When a user sends a message over a wireless network, the message does not travel as-is. It is encrypted, authenticated, encapsulated, and transformed as it descends the protocol stack from the application layer to the physical medium. Each layer may apply its own cryptographic operations using its own algorithms, and these algorithms differ in their vulnerability to quantum computers. The security of the overall communication depends not on any single layer but on the \emph{composition} of transformations across all layers. We develop a preliminary formal framework for analyzing these cross-layer cryptographic transformations with respect to post-quantum cryptographic (PQC) readiness. We classify every per-layer cryptographic operation into one of four quantum vulnerability categories, define how per-layer PQC statuses compose across the full message transformation chain, and prove that this composition forms a bounded lattice with confidentiality composing via the join (max) operator and authentication via the meet (min). We apply the framework to five communication scenarios spanning Linux and iOS platforms, and identify several research challenges. Among our findings: WPA2-Personal provides strictly better PQC posture than both WPA3-Personal and WPA2-Enterprise; a single post-quantum layer suffices for payload confidentiality but \emph{every} layer must migrate for complete authentication; and metadata protection depends solely on the outermost layer.

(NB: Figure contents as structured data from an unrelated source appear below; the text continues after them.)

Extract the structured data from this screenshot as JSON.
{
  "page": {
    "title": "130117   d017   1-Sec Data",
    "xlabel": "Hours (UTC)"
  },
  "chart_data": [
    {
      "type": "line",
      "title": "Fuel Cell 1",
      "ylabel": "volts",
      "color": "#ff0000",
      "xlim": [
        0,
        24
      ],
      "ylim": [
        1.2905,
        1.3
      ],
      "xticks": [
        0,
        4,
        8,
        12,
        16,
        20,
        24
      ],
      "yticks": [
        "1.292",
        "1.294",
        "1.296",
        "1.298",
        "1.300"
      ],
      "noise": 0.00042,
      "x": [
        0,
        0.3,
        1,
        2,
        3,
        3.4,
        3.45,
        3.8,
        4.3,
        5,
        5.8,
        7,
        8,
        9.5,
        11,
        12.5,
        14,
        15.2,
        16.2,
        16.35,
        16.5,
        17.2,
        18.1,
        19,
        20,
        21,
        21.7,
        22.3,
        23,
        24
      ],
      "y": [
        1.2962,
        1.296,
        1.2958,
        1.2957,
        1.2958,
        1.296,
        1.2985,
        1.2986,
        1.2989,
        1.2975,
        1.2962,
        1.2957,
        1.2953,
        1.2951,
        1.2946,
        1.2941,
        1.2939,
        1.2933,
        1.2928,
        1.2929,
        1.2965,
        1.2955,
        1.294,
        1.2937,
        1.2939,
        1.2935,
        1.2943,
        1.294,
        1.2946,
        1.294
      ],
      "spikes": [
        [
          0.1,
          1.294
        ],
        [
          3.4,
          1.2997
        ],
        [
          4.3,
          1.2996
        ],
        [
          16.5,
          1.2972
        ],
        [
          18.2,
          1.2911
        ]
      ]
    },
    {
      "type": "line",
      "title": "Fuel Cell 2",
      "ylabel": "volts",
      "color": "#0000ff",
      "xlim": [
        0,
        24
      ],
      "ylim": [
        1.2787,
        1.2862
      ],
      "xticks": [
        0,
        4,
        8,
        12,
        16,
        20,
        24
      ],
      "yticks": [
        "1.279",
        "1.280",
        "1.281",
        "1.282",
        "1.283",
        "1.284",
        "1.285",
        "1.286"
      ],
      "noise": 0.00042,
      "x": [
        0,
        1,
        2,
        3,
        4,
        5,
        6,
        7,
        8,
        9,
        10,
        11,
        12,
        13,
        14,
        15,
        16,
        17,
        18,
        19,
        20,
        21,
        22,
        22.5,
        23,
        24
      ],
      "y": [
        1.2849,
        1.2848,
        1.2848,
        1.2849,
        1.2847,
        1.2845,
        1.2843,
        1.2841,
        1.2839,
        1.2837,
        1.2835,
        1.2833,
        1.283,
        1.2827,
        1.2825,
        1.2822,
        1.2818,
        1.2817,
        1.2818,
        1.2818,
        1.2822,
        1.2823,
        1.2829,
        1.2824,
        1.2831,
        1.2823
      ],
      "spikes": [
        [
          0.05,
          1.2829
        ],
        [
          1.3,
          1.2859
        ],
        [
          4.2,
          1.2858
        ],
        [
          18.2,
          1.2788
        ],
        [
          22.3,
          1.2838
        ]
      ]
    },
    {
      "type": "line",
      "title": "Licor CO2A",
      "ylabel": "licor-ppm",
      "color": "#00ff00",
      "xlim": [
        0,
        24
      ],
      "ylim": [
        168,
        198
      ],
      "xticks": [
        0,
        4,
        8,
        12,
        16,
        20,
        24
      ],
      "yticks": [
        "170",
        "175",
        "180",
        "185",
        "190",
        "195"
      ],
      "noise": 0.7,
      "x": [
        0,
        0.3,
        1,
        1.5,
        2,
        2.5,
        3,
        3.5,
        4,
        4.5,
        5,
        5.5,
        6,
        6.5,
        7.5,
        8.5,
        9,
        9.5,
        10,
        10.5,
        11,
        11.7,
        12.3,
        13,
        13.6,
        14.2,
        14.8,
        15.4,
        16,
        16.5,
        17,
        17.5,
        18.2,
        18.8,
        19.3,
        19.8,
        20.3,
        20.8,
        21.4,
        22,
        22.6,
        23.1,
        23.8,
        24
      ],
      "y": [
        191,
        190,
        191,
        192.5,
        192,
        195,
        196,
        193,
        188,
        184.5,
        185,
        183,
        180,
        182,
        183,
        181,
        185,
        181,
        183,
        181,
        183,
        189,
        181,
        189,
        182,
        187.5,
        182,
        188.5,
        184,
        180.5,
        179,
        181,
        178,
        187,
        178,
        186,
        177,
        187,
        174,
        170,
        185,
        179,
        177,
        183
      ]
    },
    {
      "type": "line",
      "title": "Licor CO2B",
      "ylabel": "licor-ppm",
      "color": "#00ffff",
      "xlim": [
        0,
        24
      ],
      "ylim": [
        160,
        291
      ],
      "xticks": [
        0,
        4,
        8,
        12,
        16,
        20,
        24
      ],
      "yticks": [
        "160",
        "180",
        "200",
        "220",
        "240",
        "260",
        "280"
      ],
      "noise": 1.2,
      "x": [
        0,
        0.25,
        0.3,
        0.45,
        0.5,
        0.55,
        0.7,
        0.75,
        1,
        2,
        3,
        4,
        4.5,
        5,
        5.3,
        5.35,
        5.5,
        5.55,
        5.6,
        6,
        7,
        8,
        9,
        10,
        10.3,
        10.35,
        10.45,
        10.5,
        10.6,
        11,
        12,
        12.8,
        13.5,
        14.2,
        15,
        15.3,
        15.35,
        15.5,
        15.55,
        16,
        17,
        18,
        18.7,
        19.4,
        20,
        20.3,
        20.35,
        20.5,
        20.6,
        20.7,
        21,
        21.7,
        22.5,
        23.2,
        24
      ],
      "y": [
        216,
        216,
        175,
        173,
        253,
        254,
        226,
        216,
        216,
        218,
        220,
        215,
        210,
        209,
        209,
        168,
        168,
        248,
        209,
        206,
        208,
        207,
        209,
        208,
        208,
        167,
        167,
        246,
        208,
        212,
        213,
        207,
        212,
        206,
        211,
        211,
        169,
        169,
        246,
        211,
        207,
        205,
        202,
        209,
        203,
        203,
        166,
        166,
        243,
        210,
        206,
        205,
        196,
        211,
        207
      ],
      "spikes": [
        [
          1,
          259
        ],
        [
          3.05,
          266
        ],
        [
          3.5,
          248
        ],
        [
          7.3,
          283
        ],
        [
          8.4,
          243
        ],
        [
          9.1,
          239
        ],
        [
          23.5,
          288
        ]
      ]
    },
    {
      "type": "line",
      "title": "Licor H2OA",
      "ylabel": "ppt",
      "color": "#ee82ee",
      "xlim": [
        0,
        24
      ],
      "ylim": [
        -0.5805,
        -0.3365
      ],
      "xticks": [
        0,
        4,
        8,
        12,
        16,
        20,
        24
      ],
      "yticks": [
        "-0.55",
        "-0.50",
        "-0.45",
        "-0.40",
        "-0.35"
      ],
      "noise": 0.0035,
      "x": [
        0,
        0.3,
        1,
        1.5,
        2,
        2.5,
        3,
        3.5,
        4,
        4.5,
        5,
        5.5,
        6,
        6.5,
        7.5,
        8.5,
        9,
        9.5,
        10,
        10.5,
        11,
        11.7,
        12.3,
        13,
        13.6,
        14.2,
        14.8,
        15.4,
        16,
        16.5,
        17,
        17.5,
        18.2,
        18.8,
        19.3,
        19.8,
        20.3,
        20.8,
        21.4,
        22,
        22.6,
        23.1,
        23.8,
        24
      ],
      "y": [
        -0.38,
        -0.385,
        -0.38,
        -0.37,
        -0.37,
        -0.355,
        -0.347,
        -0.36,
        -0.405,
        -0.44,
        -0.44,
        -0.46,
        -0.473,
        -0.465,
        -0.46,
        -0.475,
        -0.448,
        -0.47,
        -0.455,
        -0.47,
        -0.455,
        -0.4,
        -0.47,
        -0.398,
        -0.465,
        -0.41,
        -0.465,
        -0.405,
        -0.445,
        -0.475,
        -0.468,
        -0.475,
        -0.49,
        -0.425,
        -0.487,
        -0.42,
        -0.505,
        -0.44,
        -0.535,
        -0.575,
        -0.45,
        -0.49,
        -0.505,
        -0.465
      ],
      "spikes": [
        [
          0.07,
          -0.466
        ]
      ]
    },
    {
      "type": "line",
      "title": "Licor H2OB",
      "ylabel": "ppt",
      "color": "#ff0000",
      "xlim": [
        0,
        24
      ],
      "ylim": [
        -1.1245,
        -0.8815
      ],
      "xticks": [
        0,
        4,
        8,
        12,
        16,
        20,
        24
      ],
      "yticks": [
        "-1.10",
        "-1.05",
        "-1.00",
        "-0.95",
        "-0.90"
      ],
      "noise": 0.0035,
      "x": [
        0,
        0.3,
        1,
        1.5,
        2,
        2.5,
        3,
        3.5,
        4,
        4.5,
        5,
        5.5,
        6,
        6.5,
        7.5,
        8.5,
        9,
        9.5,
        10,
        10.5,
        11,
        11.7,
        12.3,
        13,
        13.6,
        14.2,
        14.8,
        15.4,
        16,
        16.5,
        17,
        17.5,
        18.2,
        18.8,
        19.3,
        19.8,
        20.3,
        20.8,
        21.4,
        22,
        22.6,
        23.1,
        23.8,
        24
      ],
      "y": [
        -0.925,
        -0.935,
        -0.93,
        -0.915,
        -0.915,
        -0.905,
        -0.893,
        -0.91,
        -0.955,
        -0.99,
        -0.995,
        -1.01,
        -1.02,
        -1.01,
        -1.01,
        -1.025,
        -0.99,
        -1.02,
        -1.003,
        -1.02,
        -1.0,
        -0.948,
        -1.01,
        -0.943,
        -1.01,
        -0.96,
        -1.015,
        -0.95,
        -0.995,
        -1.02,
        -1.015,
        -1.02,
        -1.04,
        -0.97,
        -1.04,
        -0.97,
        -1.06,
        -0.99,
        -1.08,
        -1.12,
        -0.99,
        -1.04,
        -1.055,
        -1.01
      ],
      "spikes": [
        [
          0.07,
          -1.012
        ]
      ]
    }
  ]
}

翻译：当用户通过无线网络发送消息时，该消息并非原封不动地传输。消息在从应用层下降到物理介质的协议栈过程中会经历加密、认证、封装和变换。每一层可能使用其自身的算法执行密码学操作，而这些算法在面对量子计算机时的脆弱性各不相同。整体通信的安全性并不取决于单一层，而取决于所有层中变换的**组合**。我们建立了一个初步的形式化框架，用于分析这些跨层密码变换的后量子密码（PQC）就绪性。我们将每一层的密码学操作划分为四个量子脆弱性类别之一，定义了各层PQC状态如何在整个消息变换链中组合，并证明这种组合形成了一个有界格，其中机密性通过连接（最大）算子组合，而认证通过交（最小）算子组合。我们将该框架应用于涵盖Linux和iOS平台的五种通信场景，并识别出若干研究挑战。我们的发现包括：WPA2-个人版在PQC防护态势上严格优于WPA3-个人版和WPA2-企业版；单个后量子层足以保护负载机密性，但**每一层**都需要迁移以实现完整的认证；而元数据保护仅依赖于最外层。